Depuis combien d’années Gabriel, Max et Azraël ne s’étaient pas revus ? Quatre-vingts ? Quatre-vingt-dix ?... Les compères se connaissaient depuis la communale. À cette époque, le trio infernal, comme on les appelait, était inséparable. Ils avaient usé les bancs de l’unique classe de Madame Lorgnon l’affublant de mille sobriquets : la chouette à hublots, la binocle, cul-de-bouteille... Les quatre cents coups faits ensemble ne ressemblaient qu’à des espiègleries de gosses, valant quand même de fréquentes raclées paternelles, prêchi-prêcha du curé et gronderies par la maréchaussée à la voie rocailleuse.
Max, fils de fermier, ne fréquentait l’école qu’en périodes hivernales, lorsque les champs sommeillaient. Il se devait d’apprendre le métier pour reprendre la misérable exploitation à la mort du père. L’intérêt de l’instruction se résumait au calcul. Max assimilait avec application les hectares et les quantités de semence nécessaires, les litres de lait donnés par les quatre vaches efflanquées composant leur dérisoire cheptel. Il se chargeait déjà de la surveillance et des soins apportés aux couvées de poussins et lapereaux, futures sources de revenus, modestes mais réguliers, le dimanche au marché.
Le père d’Azraël était forgeron. Dans la crasse et l’enfer de l’immense soufflet, il martelait avec deux autres compagnons à longueur de journée, étampait les fers des rosses boiteuses et recerclait même les roues des charrettes. Dès l’aube, tout le village résonnait du chant cristallin des trois marteaux. Azraël aimait traîner dans l’atelier, fasciné par le métal rubescent se tordant sur l’enclume sous les horions et le feu grondant. Azraël ne comptait pas enfiler le tablier de cuir. Les quatre picailles gagnées sentaient trop la peine et la sueur. Ce qu’Azraël craignait le plus était les mains de son père, larges comme des pelles à charbon, de sacrés battoirs pour les avoinées.
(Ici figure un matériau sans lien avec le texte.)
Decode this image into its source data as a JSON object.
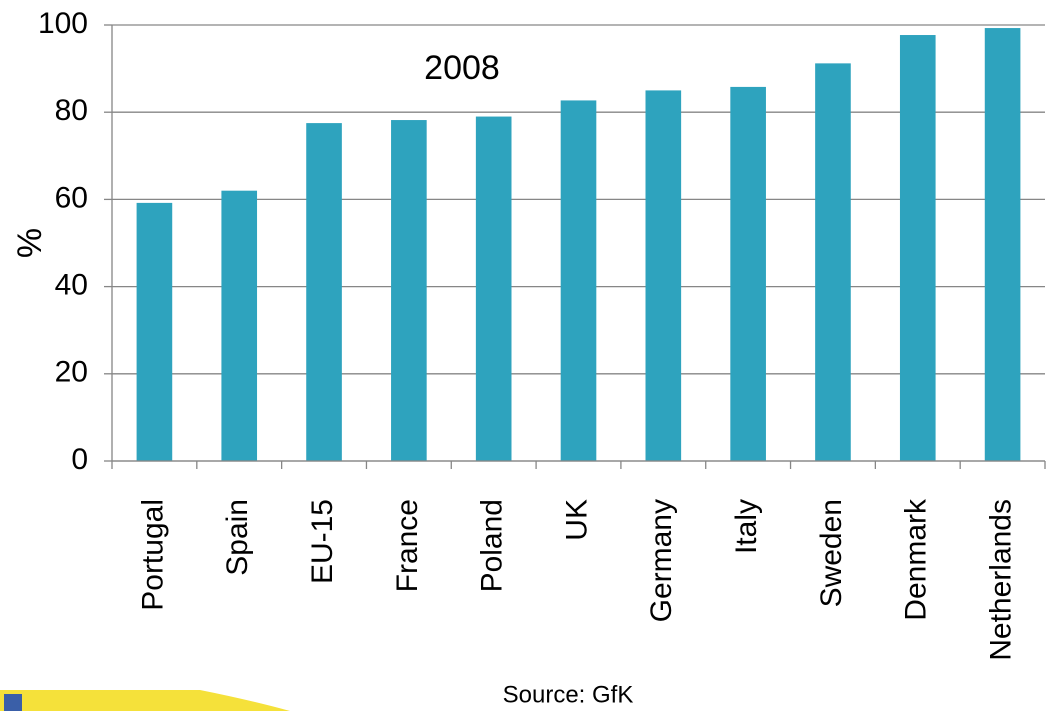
{
  "chart_data": {
    "type": "bar",
    "title": "2008",
    "y_label": "%",
    "source": "Source: GfK",
    "categories": [
      "Portugal",
      "Spain",
      "EU-15",
      "France",
      "Poland",
      "UK",
      "Germany",
      "Italy",
      "Sweden",
      "Denmark",
      "Netherlands"
    ],
    "values": [
      59.2,
      62,
      77.5,
      78.2,
      79,
      82.7,
      85,
      85.8,
      91.2,
      97.7,
      99.3
    ],
    "color": "#2ea3be",
    "ylim": [
      0,
      100
    ],
    "yticks": [
      0,
      20,
      40,
      60,
      80,
      100
    ],
    "grid": true
  }
}
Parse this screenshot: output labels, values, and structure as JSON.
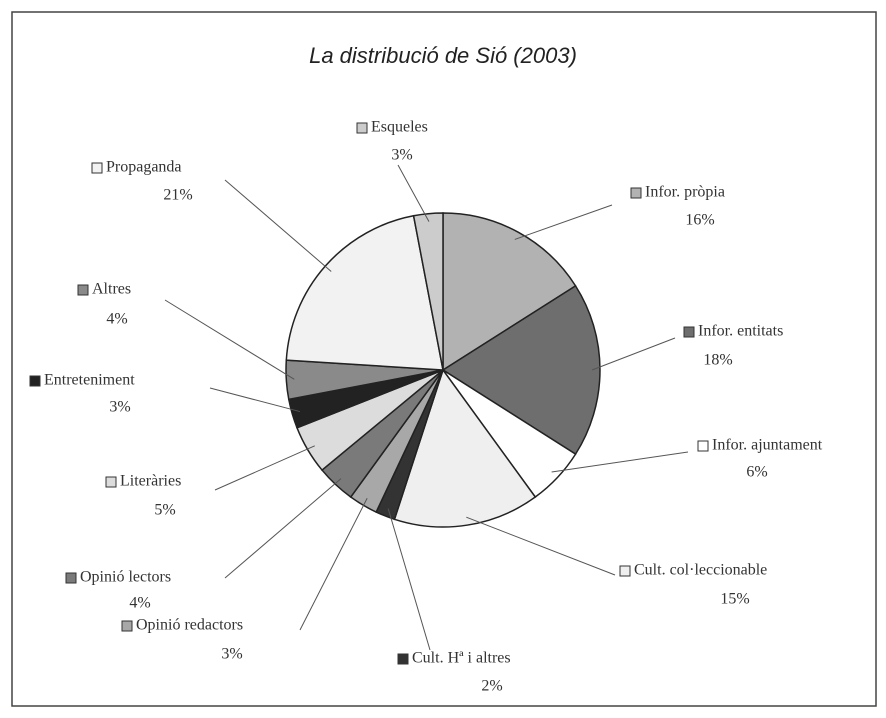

Gabriel, fils du médecin, devait être le moins sage d’une fratrie d’un frère et trois sœurs. L’éducation paternelle stricte et rigoureuse tentait de l’éloigner des néfastes influences des deux autres compagnons et à force de sermons de le remettre inexorablement sur le droit chemin.
Les trois garnements partageaient leur turbulence. Azraël pourvoyeur d’idées échafaudait canailleries et coups pendables, Gabriel savait se montrer persuasif, et Max le plus souvent exécutait. Sans grandir sur le même cep, l’adolescence finalement les sépara.
L’aisance familiale permit à Gabriel de partir à la ville et financer des études de psychologie. Comme il se plaisait à dire, il préférait sonder les âmes que les convertir. À son tour marié, il fut père de deux garçons. Sa vie s’écoula sereinement jusqu’aux guerres, dont il prit toute l’horreur en pleine face. Les combats avaient su lui enlever ses fils, terrassant son aimée. La cruauté humaine charriait jusqu’à lui les gueules brisées et les corps cassés comme un cauchemar sans fin. Alors la barbe s’était progressivement tissée de fils argentés et le crâne dégarni. De nouveaux plis creusèrent son front et les épaules s’alourdirent. Mais au fond de son regard topaze subsistait une toute petite flamme d’espérance. C’était sans doute cette minuscule lueur qui le faisait tenir. Il finit par changer d’employeur, mais pas tout à fait de métier.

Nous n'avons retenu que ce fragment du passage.